Research by Brittany Cardwell, who graduates next week with a PhD in Psychology, examined how photos that are only loosely related to subject matter can make people more likely to believe that claims are true.

Several of Brittany’s studies investigated how photos can influence the perceived quality of wine.

"People who participated in these experiments saw a number of fictitious, unfamiliar wine names, like ‘Yellow Rick’. A rick is another word for a haystack, but many people don’t know that," says Brittany.

When the wine names appeared with decorative photos, such as an image of a haystack, people were far more likely to say it was an excellent wine.

"Of course, the photo really shouldn’t affect your judgment because it tells you nothing about the wine. In one of our studies, people actually got to taste the wine, and the presence of photos made them more likely to say the wines tasted better," says Brittany.

Brittany also examined how trivially-related photos shaped people’s memories. Participants saw a list of unfamiliar animal names, and were asked to give food to some animals and take food away from others. Just a few minutes later, people saw the same list again, but this time some of the names appeared with a photo of the animal.

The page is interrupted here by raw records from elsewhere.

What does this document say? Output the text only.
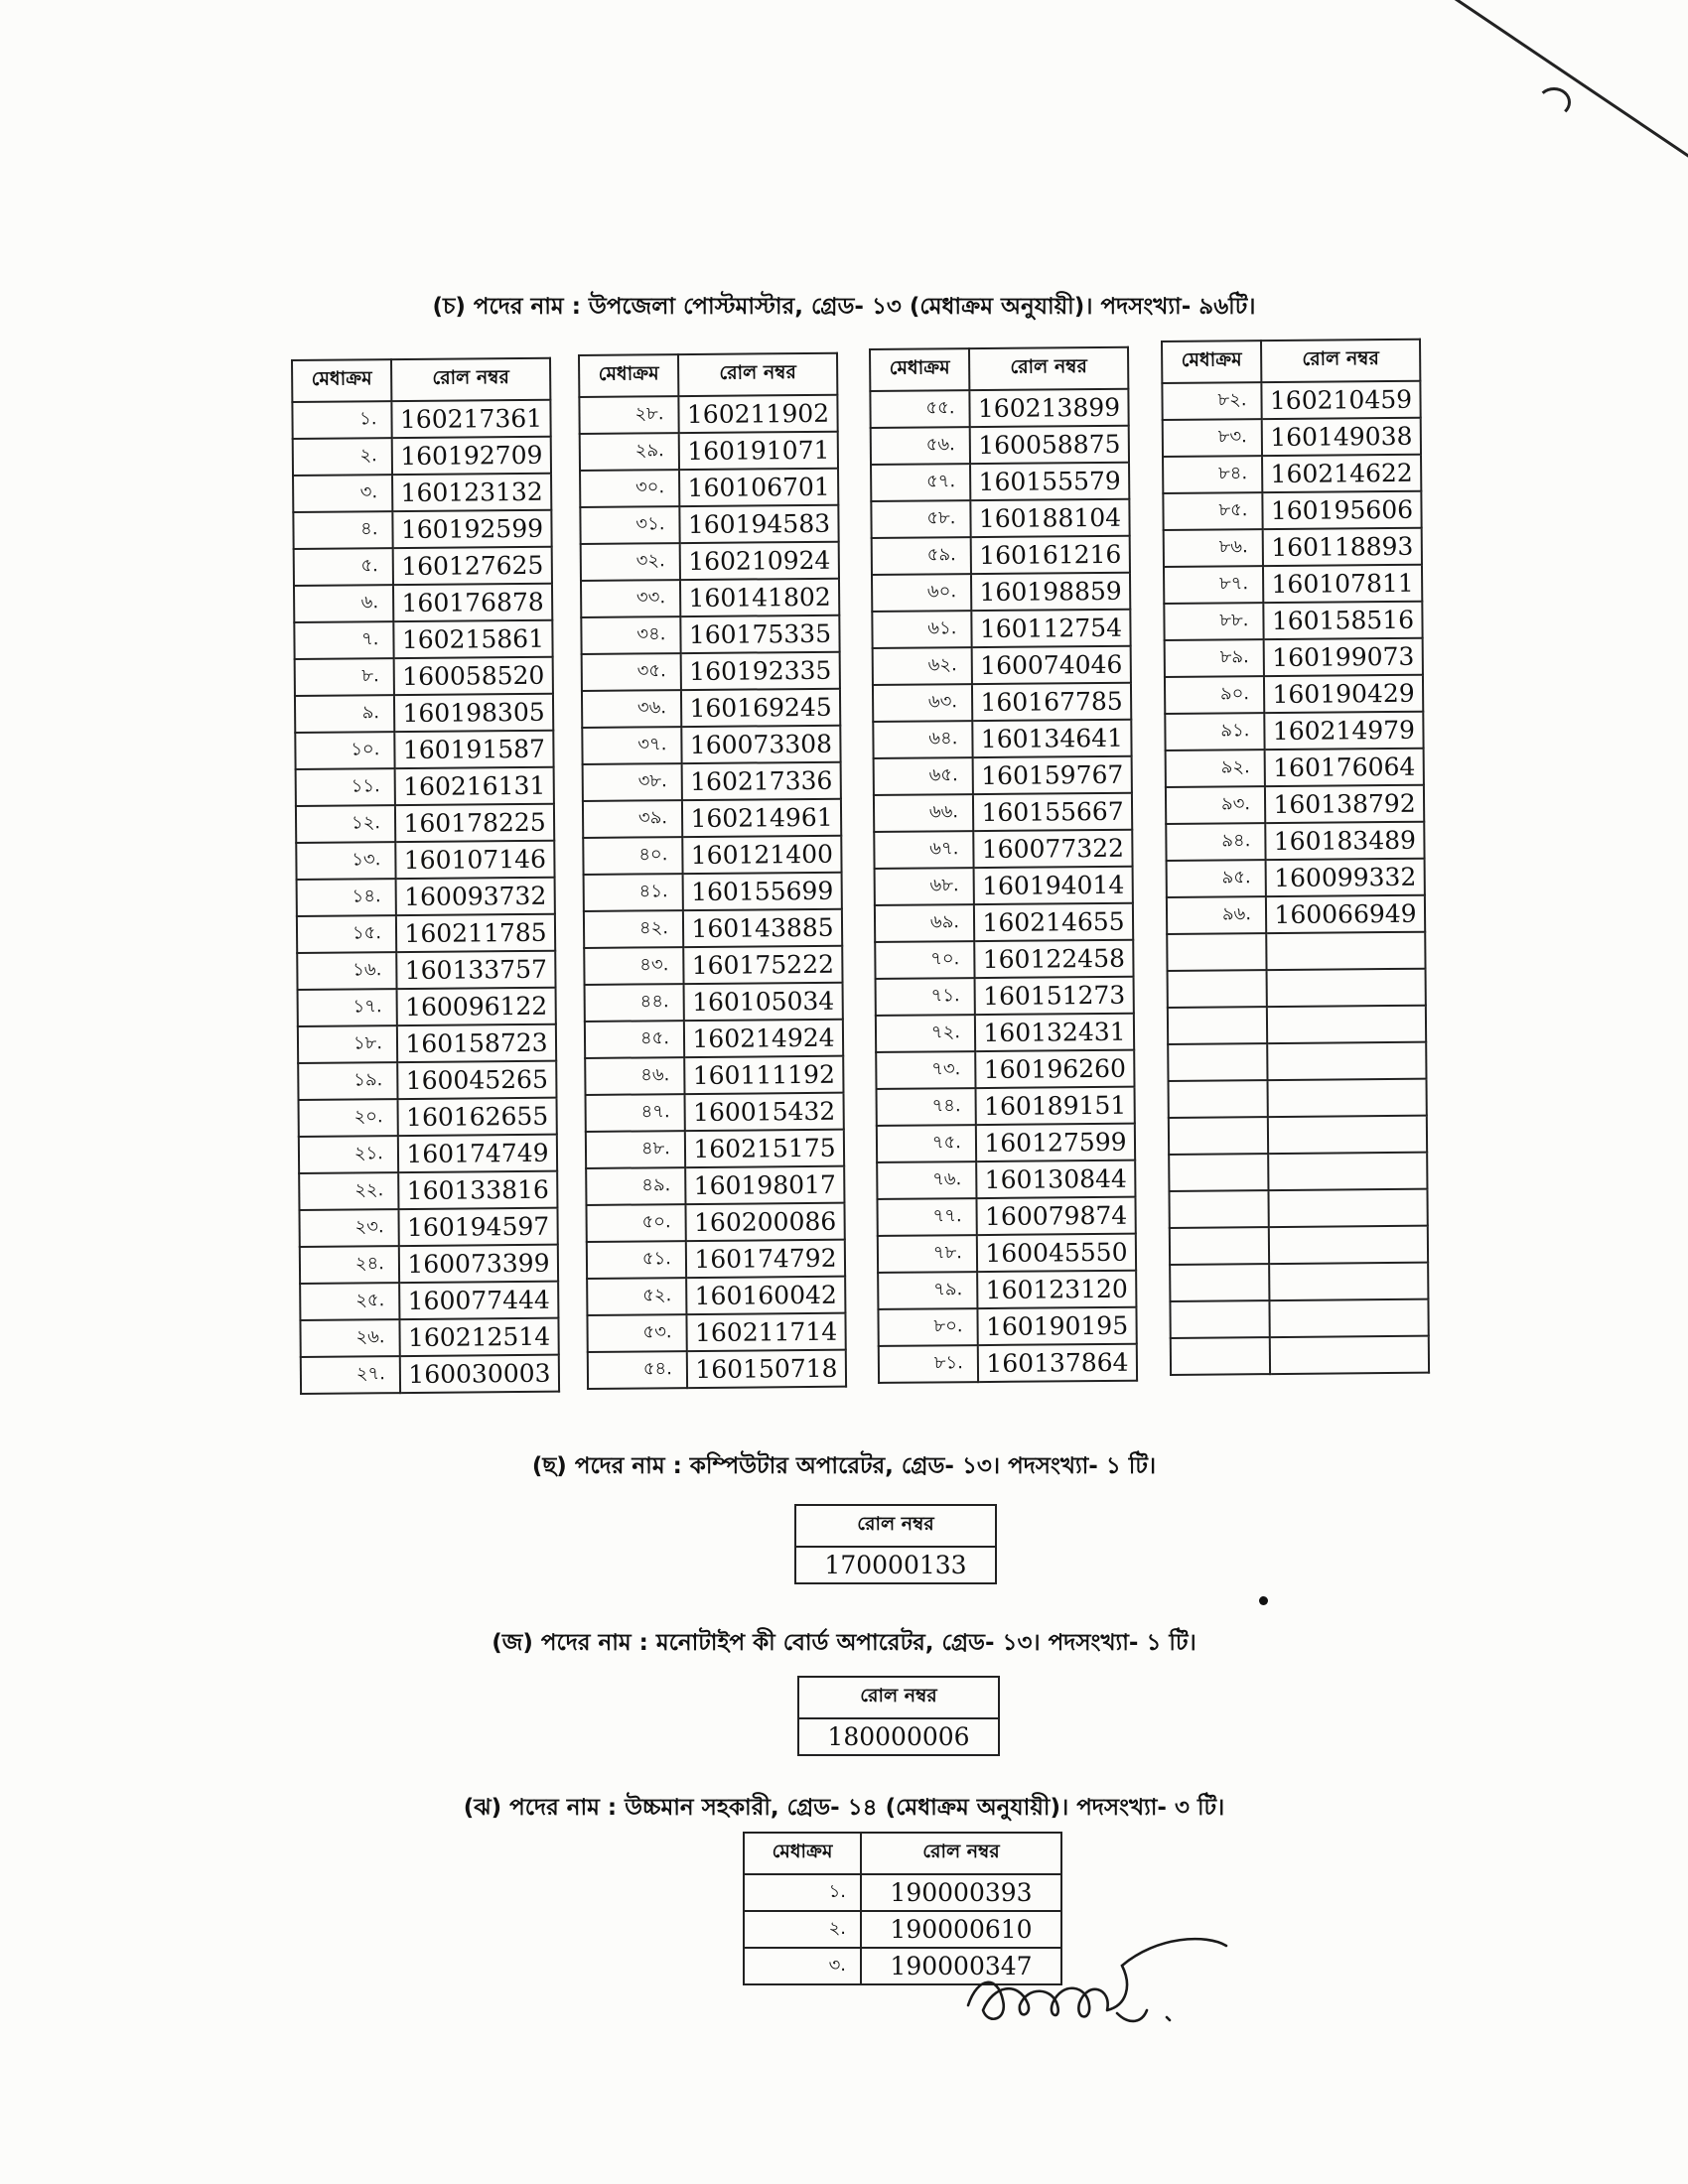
(চ) পদের নাম : উপজেলা পোস্টমাস্টার, গ্রেড- ১৩ (মেধাক্রম অনুযায়ী)। পদসংখ্যা- ৯৬টি।
মেধাক্রম	রোল নম্বর
১.	160217361
২.	160192709
৩.	160123132
৪.	160192599
৫.	160127625
৬.	160176878
৭.	160215861
৮.	160058520
৯.	160198305
১০.	160191587
১১.	160216131
১২.	160178225
১৩.	160107146
১৪.	160093732
১৫.	160211785
১৬.	160133757
১৭.	160096122
১৮.	160158723
১৯.	160045265
২০.	160162655
২১.	160174749
২২.	160133816
২৩.	160194597
২৪.	160073399
২৫.	160077444
২৬.	160212514
২৭.	160030003
মেধাক্রম	রোল নম্বর
২৮.	160211902
২৯.	160191071
৩০.	160106701
৩১.	160194583
৩২.	160210924
৩৩.	160141802
৩৪.	160175335
৩৫.	160192335
৩৬.	160169245
৩৭.	160073308
৩৮.	160217336
৩৯.	160214961
৪০.	160121400
৪১.	160155699
৪২.	160143885
৪৩.	160175222
৪৪.	160105034
৪৫.	160214924
৪৬.	160111192
৪৭.	160015432
৪৮.	160215175
৪৯.	160198017
৫০.	160200086
৫১.	160174792
৫২.	160160042
৫৩.	160211714
৫৪.	160150718
মেধাক্রম	রোল নম্বর
৫৫.	160213899
৫৬.	160058875
৫৭.	160155579
৫৮.	160188104
৫৯.	160161216
৬০.	160198859
৬১.	160112754
৬২.	160074046
৬৩.	160167785
৬৪.	160134641
৬৫.	160159767
৬৬.	160155667
৬৭.	160077322
৬৮.	160194014
৬৯.	160214655
৭০.	160122458
৭১.	160151273
৭২.	160132431
৭৩.	160196260
৭৪.	160189151
৭৫.	160127599
৭৬.	160130844
৭৭.	160079874
৭৮.	160045550
৭৯.	160123120
৮০.	160190195
৮১.	160137864
মেধাক্রম	রোল নম্বর
৮২.	160210459
৮৩.	160149038
৮৪.	160214622
৮৫.	160195606
৮৬.	160118893
৮৭.	160107811
৮৮.	160158516
৮৯.	160199073
৯০.	160190429
৯১.	160214979
৯২.	160176064
৯৩.	160138792
৯৪.	160183489
৯৫.	160099332
৯৬.	160066949

(ছ) পদের নাম : কম্পিউটার অপারেটর, গ্রেড- ১৩। পদসংখ্যা- ১ টি।
রোল নম্বর
170000133
(জ) পদের নাম : মনোটাইপ কী বোর্ড অপারেটর, গ্রেড- ১৩। পদসংখ্যা- ১ টি।
রোল নম্বর
180000006
(ঝ) পদের নাম : উচ্চমান সহকারী, গ্রেড- ১৪ (মেধাক্রম অনুযায়ী)। পদসংখ্যা- ৩ টি।
মেধাক্রম	রোল নম্বর
১.	190000393
২.	190000610
৩.	190000347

When asked to remember if they gave food to each animal, people were more likely to say they had performed the action if they saw a photo.

"The really interesting thing is that in all of these experiments the photos led people to think the positive version of the claims were true-that wines were good, or that they had given animals food," said Brittany.

Brittany’s findings demonstrate that even trivial information can have a powerful effect on our judgments and distort our beliefs about the world.

"The findings might seem surprising but they actually make a lot of sense, because we know that when people can easily conjure up thoughts and images about something, they actually feel more positive about that thing. We think that’s how photos swayed people’s judgments in our experiments, and why they did so only for positive claims."

The studies were conducted at Victoria University of Wellington under the supervision of Professor Maryanne Garry from the School of Psychology.

Brittany will graduate with a PhD in Psychology on Wednesday 13 May.